Ferienjob: Sommer-Einsatz gegen gebietsfremde Pflanzen
Jugendliche können in den Sommerferien in der Gemeinde Domat/Ems gegen Neophyten anpacken. Das obligatorische Probearbeiten findet am 17. Juni 2026 statt.

Neophyten sind gebietsfremde Pflanzenarten, die nach dem Jahr 1500 durch menschliche Aktivitäten absichtlich oder unabsichtlich abseits von ihrem Ursprungsgebiet eingeführt oder eingeschleppt wurden und wildlebend etabliert sind, berichtet die Gemeinde Domat/Ems.
Diese Arten können sich sehr schnell ausbreiten und haben oft eine negative Auswirkung auf Menschen, Natur und/oder Wirtschaft. Einzelne Pflanzen sind giftig, verursachen Ernteausfälle in der Landwirtschaft oder bedrohen die Biodiversität.
Auf dem Gemeindegebiet von Domat/Ems soll die Ausbreitung der Neophyten aktiv verhindert werden. Dazu bietet die Gemeinde unter anderem Jugendlichen die Möglichkeit während der Sommerferien Einsätze zu leisten.
Probearbeiten als Voraussetzung für die Teilnahme
Einsätze sind ab dem vierzehnten Lebensjahr möglich. Die Arbeit in Gruppen findet auf dem Gemeindegebiet Domat/Ems statt und ist körperlich anstrengend. Gutes Schuhwerk und Regenkleidung sind Pflicht. Teamgeist, Ausdauer und Freude an der Natur sind wichtige Voraussetzungen.
Es findet ein obligatorisches Probearbeiten am 17. Juni 2026 von 13 bis 16 Uhr statt. Treffpunkt ist beim Werkhof in Domat/Ems (Plong Muling 36). Nach dem Probenachmittag wird entschieden, wer an den Einsatzwochen teilnehmen kann. Das Probearbeiten wird finanziell nicht entschädigt.
Die Einsatzwochen finden vom 13. bis 17. Juli 2026 sowie vom 20. bis 24. Juli 2026 statt. Die Jugendlichen arbeiten jeweils von 8 bis 12 Uhr und von 13 bis 15 Uhr. Pro Woche können maximal sieben Jugendliche teilnehmen.
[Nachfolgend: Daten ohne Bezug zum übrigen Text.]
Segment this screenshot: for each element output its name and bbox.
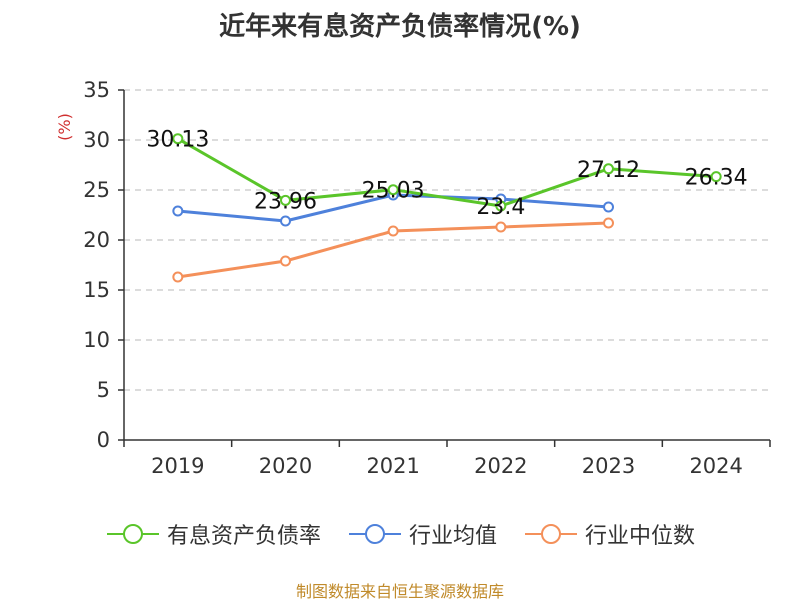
- data-point: [280, 194, 291, 206]
- data-point: [280, 255, 291, 267]
- legend-label: 行业中位数: [585, 524, 696, 549]
- legend-marker-green-icon: [106, 524, 159, 544]
- series-lines: [172, 133, 722, 283]
- data-point: [495, 200, 507, 212]
- data-label: 25.03: [362, 179, 425, 204]
- grid-lines: [124, 89, 770, 391]
- data-label: 27.12: [577, 158, 640, 183]
- legend-item-interest-debt-ratio[interactable]: 有息资产负债率: [105, 518, 321, 550]
- x-tick-label: 2022: [474, 454, 527, 478]
- data-point: [172, 205, 184, 217]
- data-label: 23.96: [254, 189, 317, 214]
- y-axis-unit-label: (%): [55, 113, 74, 141]
- y-tick-label: 20: [83, 228, 110, 252]
- data-label: 26.34: [685, 166, 748, 191]
- data-labels: 30.13 23.96 25.03 23.4 27.12 26.34: [146, 128, 747, 220]
- data-point: [495, 221, 507, 233]
- series-line: [177, 137, 717, 208]
- data-point: [603, 217, 614, 229]
- x-tick-label: 2019: [151, 454, 204, 478]
- chart-title: 近年来有息资产负债率情况(%): [219, 12, 581, 42]
- data-point: [603, 201, 614, 213]
- data-point: [172, 133, 184, 145]
- data-point: [387, 225, 399, 237]
- axes: 0 5 10 15 20 25 30 35 2019 2020 2021 2022 2023 2024: [83, 78, 771, 478]
- legend-label: 有息资产负债率: [166, 524, 321, 549]
- x-tick-label: 2021: [366, 454, 419, 478]
- data-point: [603, 163, 614, 175]
- x-tick-label: 2024: [689, 454, 742, 478]
- y-tick-label: 30: [83, 128, 110, 152]
- y-tick-label: 25: [83, 178, 110, 202]
- y-tick-label: 5: [97, 378, 110, 402]
- data-label: 30.13: [146, 128, 209, 153]
- y-tick-label: 10: [83, 328, 110, 352]
- data-point: [280, 215, 291, 227]
- data-point: [172, 271, 184, 283]
- legend-marker-blue-icon: [348, 524, 401, 544]
- data-label: 23.4: [476, 195, 525, 220]
- y-tick-label: 15: [83, 278, 110, 302]
- legend-item-industry-median[interactable]: 行业中位数: [523, 518, 695, 550]
- legend: 有息资产负债率 行业均值 行业中位数: [0, 518, 800, 550]
- legend-item-industry-average[interactable]: 行业均值: [347, 518, 497, 550]
- y-tick-label: 0: [97, 428, 110, 452]
- y-tick-label: 35: [83, 78, 110, 102]
- x-tick-label: 2020: [259, 454, 312, 478]
- data-point: [710, 171, 722, 183]
- x-tick-label: 2023: [582, 454, 635, 478]
- legend-marker-orange-icon: [525, 524, 577, 544]
- data-point: [387, 184, 399, 196]
- legend-label: 行业均值: [408, 524, 497, 549]
- source-note: 制图数据来自恒生聚源数据库: [295, 582, 504, 601]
Betreuung und Ausrüstung durch die Gemeinde
Die Anreise zum Werkhof (Treffpunkt) ist selbstständig zu organisieren. Für eine ständige Begleitung und Betreuung während der Einsätze ist durch Mitarbeiter der Gemeinde gesorgt.
Ein Paar Handschuhe pro Jugendlichen werden von der Gemeinde bereitgestellt. Verpflegung und genügend Getränke aus dem Rucksack muss jeder selbst mitnehmen.
Für die geleisteten Einsatztage erhalten die Teilnehmenden einen Stundenlohn von 13 Franken. Die Auszahlung erfolgt jeweils am Freitag direkt nach Arbeitsende.